Anziché fare ciò (aumentare i risparmi e diminuire i consumi), per effetto della Banca centrale i cittadini fanno l'esatto contrario: il tasso di interesse più basso incoraggia i cittadini a risparmiare di meno, e quindi a consumare di più, in un momento in cui anche gli investitori stanno cercando di attrarre risorse verso di sé, per investirle; l'economia viene quindi "stirata" in due direzioni opposte allo stesso tempo; le risorse vengono allocate in modo errato, incanalate verso linee di produzione che non possono essere sostenute a lungo termine. Infatti, man mano che l'impresa si avvicinerà a completare i suoi progetti, scoprirà che le risorse di cui ha bisogno (come la manodopera, i materiali, i pezzi di ricambio, ecc., chiamate dagli economisti "fattori complementari della produzione") non sono disponibili in quantità sufficiente: la riserva complessiva di risparmi reali dei cittadini si è rivelata più piccola di quanto gli imprenditori avevano previsto, e i fattori complementari della produzione di cui gli imprenditori hanno bisogno risultano essere più scarsi di quanto si aspettavano; quindi il prezzo di questi fattori della produzione (manodopera e altre risorse) sarà più alto di quanto gli imprenditori si aspettassero, e i costi dell'impresa saliranno. Per finanziare questi imprevisti aumenti nei prezzi degli input, le imprese avranno bisogno di ricorrere a prestiti in misura maggiore. Questo aumento nella domanda di prestiti farà aumentare i tassi di interesse. La dura realtà comincia ora a rivelarsi: alcuni di questi progetti non possono essere completati. Semplicemente, nell'economia non esiste ancora abbastanza ricchezza per finanziarli tutti: la ricchezza necessaria non è stata prodotta. Erano stati soltanto i tassi di interesse artificialmente bassi ad ingannare gli investitori facendo loro credere che lo fosse.

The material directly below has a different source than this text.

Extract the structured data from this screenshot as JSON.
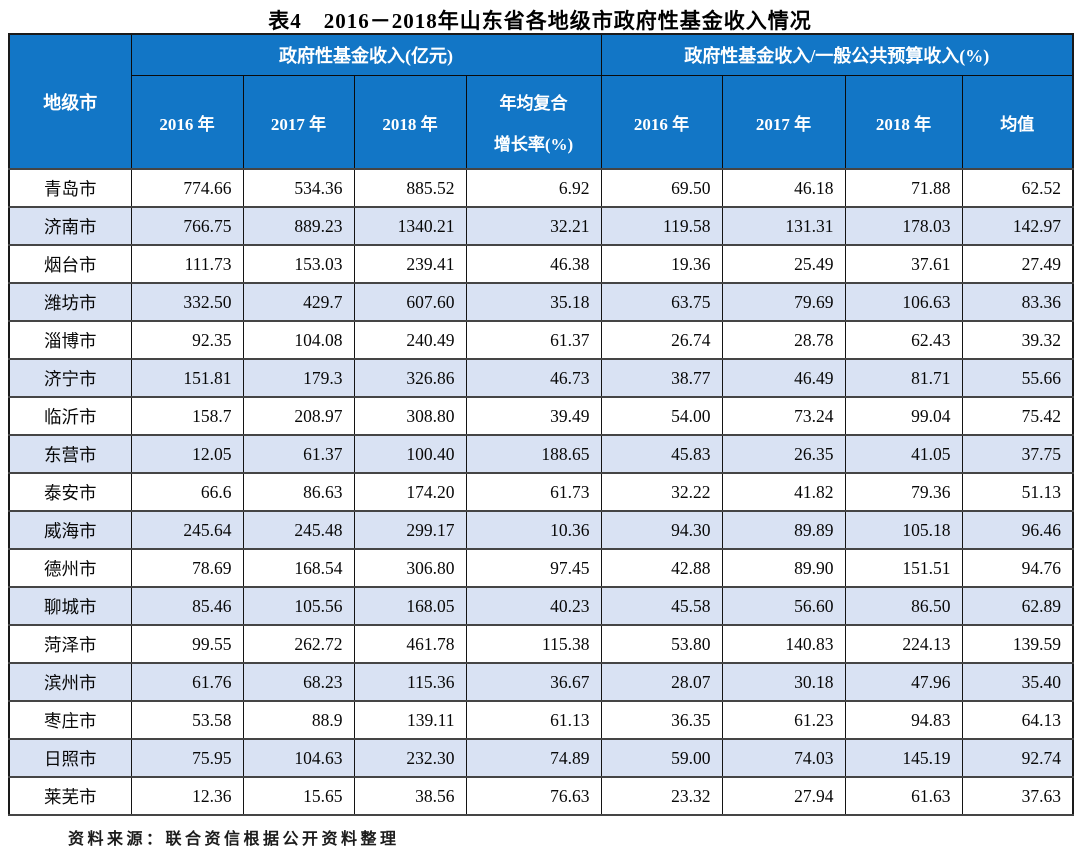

In altre parole, l'economia può sostenere solo un certo numero di progetti di investimento allo stesso tempo. Il tasso di interesse è il meccanismo con cui il mercato libero limita il numero di progetti che si riescono ad iniziare; è il meccanismo che impedisce che vengano iniziati più progetti di quanti il pool di risparmi dei cittadini possa sostenere a lungo termine. Quando il tasso di interesse viene abbassato artificialmente, vengono concessi più prestiti, e vengono iniziati più progetti; ma non vengono magicamente create le risorse reali aggiuntive necessarie per completarli tutti.

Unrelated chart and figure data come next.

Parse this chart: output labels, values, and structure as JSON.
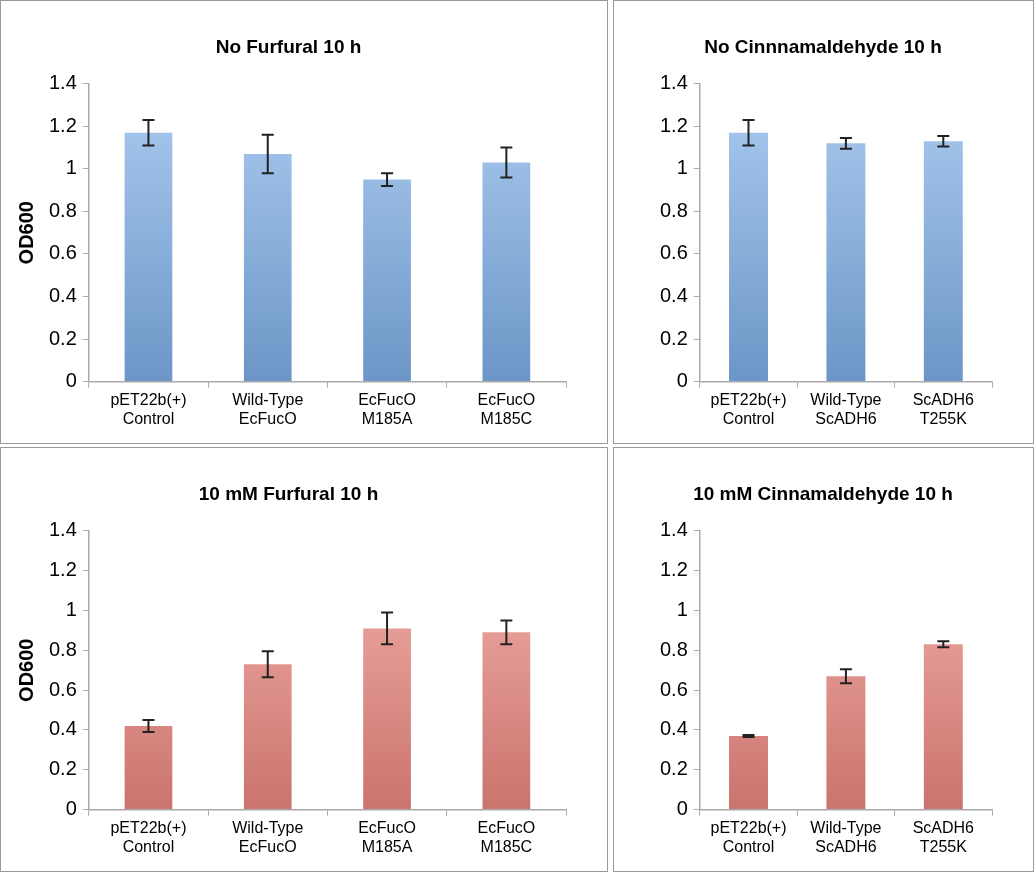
{
  "chart_data": [
    {
      "type": "bar",
      "title": "No Furfural 10 h",
      "ylabel": "OD600",
      "categories": [
        "pET22b(+)\nControl",
        "Wild-Type\nEcFucO",
        "EcFucO\nM185A",
        "EcFucO\nM185C"
      ],
      "values": [
        1.17,
        1.07,
        0.95,
        1.03
      ],
      "errors": [
        0.06,
        0.09,
        0.03,
        0.07
      ],
      "color": "#7fb1ea",
      "ylim": [
        0,
        1.4
      ],
      "yticks": [
        0,
        0.2,
        0.4,
        0.6,
        0.8,
        1,
        1.2,
        1.4
      ],
      "grid": false
    },
    {
      "type": "bar",
      "title": "No Cinnnamaldehyde 10 h",
      "categories": [
        "pET22b(+)\nControl",
        "Wild-Type\nScADH6",
        "ScADH6\nT255K"
      ],
      "values": [
        1.17,
        1.12,
        1.13
      ],
      "errors": [
        0.06,
        0.025,
        0.025
      ],
      "color": "#7fb1ea",
      "ylim": [
        0,
        1.4
      ],
      "yticks": [
        0,
        0.2,
        0.4,
        0.6,
        0.8,
        1,
        1.2,
        1.4
      ],
      "grid": false
    },
    {
      "type": "bar",
      "title": "10 mM Furfural 10 h",
      "ylabel": "OD600",
      "categories": [
        "pET22b(+)\nControl",
        "Wild-Type\nEcFucO",
        "EcFucO\nM185A",
        "EcFucO\nM185C"
      ],
      "values": [
        0.42,
        0.73,
        0.91,
        0.89
      ],
      "errors": [
        0.03,
        0.065,
        0.08,
        0.06
      ],
      "color": "#ee8880",
      "ylim": [
        0,
        1.4
      ],
      "yticks": [
        0,
        0.2,
        0.4,
        0.6,
        0.8,
        1,
        1.2,
        1.4
      ],
      "grid": false
    },
    {
      "type": "bar",
      "title": "10 mM Cinnamaldehyde 10 h",
      "categories": [
        "pET22b(+)\nControl",
        "Wild-Type\nScADH6",
        "ScADH6\nT255K"
      ],
      "values": [
        0.37,
        0.67,
        0.83
      ],
      "errors": [
        0.005,
        0.035,
        0.015
      ],
      "color": "#ee8880",
      "ylim": [
        0,
        1.4
      ],
      "yticks": [
        0,
        0.2,
        0.4,
        0.6,
        0.8,
        1,
        1.2,
        1.4
      ],
      "grid": false
    }
  ]
}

Inoltre, i progetti che vengono iniziati in questo ambiente compromesso sono diversi da quelli che sarebbero stati iniziati in un mercato libero: Ludwig Von Mises, per descrivere un'economia che è sotto l'influsso di tassi di interesse artificialmente bassi, usa la metafora di un costruttore di case che crede erroneamente di avere più mattoni di quanti ne ha realmente. Costui costruirà una casa le cui dimensioni e proporzioni sono diverse da quelle che avrebbe scelto se avesse conosciuto la vera quantità di mattoni in suo possesso. Egli non sarà in grado di completare questa casa più grande con i mattoni che ha. Prima scopre qual è la vera quantità di mattoni in suo possesso, meglio è, perché in questo caso può ricalibrare i suoi piani di produzione, prima che una parte troppo grande della casa sia stata costruita, e prima che una parte troppo grande del suo lavoro e del suo materiale sia stata dilapidata. Se lo scopre solo verso la fine della produzione, dovrà distruggere quasi tutta la casa, e sia lui che la società nel complesso saranno più poveri a causa del suo spreco di quelle risorse.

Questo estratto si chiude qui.